Cumberland County-based Harsco Corp. introduced Patrick Decker, its newest president and CEO, to investors Thursday in a conference call in which he reaffirmed his commitment to the restructuring strategy already in place yet also said many options are on the table for the industrial services company to improve in the future.
Harsco announced in July that Decker, a former Tyco International Ltd. executive, would succeed interim Chairman and CEO Henry Knueppel, who had served in that position since Salvatore D. Fazzolari resigned as president, CEO and chairman in February.
"I'm in complete alignment with the strategy that Henry and the board have put in place," Decker said.
The changes come amid Harsco's internal restructuring to shore up some of its key business units, including the Harsco Infrastructure group.

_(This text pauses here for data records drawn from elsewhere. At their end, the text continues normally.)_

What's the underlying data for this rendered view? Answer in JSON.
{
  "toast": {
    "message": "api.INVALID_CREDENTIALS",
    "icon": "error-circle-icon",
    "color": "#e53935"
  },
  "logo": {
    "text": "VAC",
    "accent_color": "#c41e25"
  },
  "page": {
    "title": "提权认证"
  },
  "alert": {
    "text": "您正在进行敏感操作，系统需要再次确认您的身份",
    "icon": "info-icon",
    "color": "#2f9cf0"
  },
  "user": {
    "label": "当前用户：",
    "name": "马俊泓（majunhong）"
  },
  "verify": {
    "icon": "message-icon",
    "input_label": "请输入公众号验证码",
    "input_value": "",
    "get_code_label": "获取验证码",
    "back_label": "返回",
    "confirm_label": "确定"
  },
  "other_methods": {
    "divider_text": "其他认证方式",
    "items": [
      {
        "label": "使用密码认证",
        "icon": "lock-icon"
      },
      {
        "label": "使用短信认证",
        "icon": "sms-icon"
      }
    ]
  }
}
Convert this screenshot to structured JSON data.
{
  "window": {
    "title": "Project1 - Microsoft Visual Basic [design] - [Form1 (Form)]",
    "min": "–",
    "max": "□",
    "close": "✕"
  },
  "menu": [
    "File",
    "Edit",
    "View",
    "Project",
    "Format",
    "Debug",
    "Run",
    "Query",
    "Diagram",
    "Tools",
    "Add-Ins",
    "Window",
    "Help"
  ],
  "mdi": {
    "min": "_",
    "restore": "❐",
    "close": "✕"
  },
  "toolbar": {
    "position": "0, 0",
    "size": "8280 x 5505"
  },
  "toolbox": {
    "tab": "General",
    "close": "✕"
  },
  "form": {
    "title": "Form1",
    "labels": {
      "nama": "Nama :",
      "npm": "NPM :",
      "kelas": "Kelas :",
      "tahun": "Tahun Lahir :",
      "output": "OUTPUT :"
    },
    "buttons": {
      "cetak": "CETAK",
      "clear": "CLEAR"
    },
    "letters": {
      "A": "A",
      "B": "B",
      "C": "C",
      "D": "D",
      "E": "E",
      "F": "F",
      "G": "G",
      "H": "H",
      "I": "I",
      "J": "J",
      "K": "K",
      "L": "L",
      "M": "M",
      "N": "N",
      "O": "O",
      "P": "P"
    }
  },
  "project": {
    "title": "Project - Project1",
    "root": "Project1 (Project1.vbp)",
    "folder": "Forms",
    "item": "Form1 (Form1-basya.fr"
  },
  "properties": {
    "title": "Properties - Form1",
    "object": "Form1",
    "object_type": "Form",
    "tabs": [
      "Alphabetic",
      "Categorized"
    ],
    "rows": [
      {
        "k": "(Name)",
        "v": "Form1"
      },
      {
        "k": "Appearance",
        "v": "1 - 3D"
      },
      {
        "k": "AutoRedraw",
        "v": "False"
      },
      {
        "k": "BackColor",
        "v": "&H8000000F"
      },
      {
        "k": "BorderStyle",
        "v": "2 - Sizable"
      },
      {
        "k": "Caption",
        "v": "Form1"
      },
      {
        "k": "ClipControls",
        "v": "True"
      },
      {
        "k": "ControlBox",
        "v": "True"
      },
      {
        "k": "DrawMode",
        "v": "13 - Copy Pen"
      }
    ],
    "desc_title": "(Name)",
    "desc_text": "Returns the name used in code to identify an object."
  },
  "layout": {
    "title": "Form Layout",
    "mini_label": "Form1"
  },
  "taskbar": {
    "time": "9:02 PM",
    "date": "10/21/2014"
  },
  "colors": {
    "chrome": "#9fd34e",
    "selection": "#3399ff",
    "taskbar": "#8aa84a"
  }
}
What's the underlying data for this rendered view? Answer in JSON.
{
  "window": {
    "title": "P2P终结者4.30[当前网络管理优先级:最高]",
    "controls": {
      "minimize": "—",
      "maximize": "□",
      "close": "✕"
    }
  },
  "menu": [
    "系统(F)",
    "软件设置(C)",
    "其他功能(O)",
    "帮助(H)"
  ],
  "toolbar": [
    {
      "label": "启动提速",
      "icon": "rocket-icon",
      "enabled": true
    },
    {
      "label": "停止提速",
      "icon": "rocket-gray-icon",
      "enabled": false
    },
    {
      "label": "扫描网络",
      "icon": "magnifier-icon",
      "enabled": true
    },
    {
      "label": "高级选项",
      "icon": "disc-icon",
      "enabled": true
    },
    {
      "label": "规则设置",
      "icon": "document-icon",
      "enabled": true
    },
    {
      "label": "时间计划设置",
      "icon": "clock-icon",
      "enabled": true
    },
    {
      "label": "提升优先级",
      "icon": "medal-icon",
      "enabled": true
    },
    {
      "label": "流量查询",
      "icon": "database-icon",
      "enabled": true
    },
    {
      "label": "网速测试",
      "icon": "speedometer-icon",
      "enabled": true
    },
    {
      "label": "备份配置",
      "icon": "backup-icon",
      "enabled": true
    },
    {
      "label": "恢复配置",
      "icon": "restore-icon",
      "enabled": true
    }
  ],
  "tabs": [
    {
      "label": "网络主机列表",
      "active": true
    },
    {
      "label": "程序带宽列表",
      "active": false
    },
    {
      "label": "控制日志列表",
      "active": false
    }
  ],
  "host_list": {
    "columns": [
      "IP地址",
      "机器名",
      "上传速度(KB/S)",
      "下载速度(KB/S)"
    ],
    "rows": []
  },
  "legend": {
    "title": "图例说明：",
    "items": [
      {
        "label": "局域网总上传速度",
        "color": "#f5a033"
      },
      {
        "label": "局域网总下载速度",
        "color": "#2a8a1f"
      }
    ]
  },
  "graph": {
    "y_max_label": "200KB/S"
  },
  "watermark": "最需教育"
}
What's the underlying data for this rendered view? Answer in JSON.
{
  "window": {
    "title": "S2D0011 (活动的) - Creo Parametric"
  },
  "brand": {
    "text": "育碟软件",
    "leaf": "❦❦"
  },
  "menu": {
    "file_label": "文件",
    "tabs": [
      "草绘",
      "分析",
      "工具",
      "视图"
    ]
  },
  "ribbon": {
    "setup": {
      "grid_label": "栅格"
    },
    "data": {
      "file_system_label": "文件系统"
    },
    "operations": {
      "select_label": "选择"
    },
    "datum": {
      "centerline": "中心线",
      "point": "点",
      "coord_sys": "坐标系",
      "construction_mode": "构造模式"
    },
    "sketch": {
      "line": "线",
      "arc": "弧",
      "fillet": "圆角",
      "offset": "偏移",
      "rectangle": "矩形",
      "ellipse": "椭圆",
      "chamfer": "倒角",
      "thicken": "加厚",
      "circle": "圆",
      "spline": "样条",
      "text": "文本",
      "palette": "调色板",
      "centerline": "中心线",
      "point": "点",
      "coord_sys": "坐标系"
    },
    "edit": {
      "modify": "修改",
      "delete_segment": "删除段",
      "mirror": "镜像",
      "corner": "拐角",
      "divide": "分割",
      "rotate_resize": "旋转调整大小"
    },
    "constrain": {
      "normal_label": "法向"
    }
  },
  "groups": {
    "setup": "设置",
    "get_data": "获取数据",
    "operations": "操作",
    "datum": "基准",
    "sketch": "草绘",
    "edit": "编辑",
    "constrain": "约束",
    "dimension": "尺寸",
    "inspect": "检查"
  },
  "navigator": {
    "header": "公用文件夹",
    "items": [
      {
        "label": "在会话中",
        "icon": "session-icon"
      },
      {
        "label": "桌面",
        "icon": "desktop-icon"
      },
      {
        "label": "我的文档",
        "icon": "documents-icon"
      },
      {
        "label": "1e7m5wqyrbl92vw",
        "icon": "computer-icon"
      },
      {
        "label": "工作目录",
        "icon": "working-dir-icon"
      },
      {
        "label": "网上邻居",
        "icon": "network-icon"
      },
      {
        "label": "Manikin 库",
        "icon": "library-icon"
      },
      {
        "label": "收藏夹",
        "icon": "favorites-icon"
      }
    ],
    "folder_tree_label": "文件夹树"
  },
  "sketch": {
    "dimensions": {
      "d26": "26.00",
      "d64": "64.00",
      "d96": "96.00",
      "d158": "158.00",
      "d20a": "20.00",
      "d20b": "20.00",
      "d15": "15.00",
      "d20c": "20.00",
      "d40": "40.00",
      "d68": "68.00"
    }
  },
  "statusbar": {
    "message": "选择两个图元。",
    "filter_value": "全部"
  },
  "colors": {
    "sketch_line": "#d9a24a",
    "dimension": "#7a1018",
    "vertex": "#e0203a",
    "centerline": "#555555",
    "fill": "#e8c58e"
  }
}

The business unit that provides scaffolding, concrete forming equipment and engineering services for large-scale infrastructure projects around the world was hit hard in the global recession with the downturn in construction markets.
Since 2009, Wormleysburg-based Harsco has been streamlining and restructuring its business to save more than $100 million.
"We've laid a good foundation," Decker said.
He said his role now is to continue executing those cost-saving measures, get the company selling to its existing markets again, win new customers and grow its emerging markets. That will require focusing the business on its core products and services, total alignment of its leaders and business units and execution with accountability, he said.
"I've come here mainly to continue the strategy that's been implemented," Decker said.
However, righting Harsco's ship will require looking at all parts, he said, because if there isn't value in a line of business, the company might have to look at whether it should be in that particular market.
He shied away from saying any particular business group, product or service could be sold off in the immediate future. It wasn't out of the question, but it also wasn't his intention, he said.
"There are still a lot of opportunities and synergies for us to take care of," Knueppel said during the call.
That includes finding better ways to sell more in the infrastructure business, he said. The company needs to dive deeper into that business.
"We probably got too focused on restructuring and lost a little sales there," Knueppel said.
Since Decker has been on the job at Harsco only since Monday, there were few specifics he could offer on future direction. Most of the months to come will be spent meeting with the company's business units to get a more complete picture of Harsco's challenges, he said.
In time, Decker said, he will announce more specific metrics and goals for shareholders to gauge Harsco's successes.
But right now, "I'm not comfortable putting markers out there," he said.
Harsco – a company with $3.3 billion in 2011 revenue – provides products and services to the metals manufacturing, mineral production, railway maintenance, energy and non-residential construction markets. The company trades its shares on the New York Stock Exchange under the ticker symbol HSC.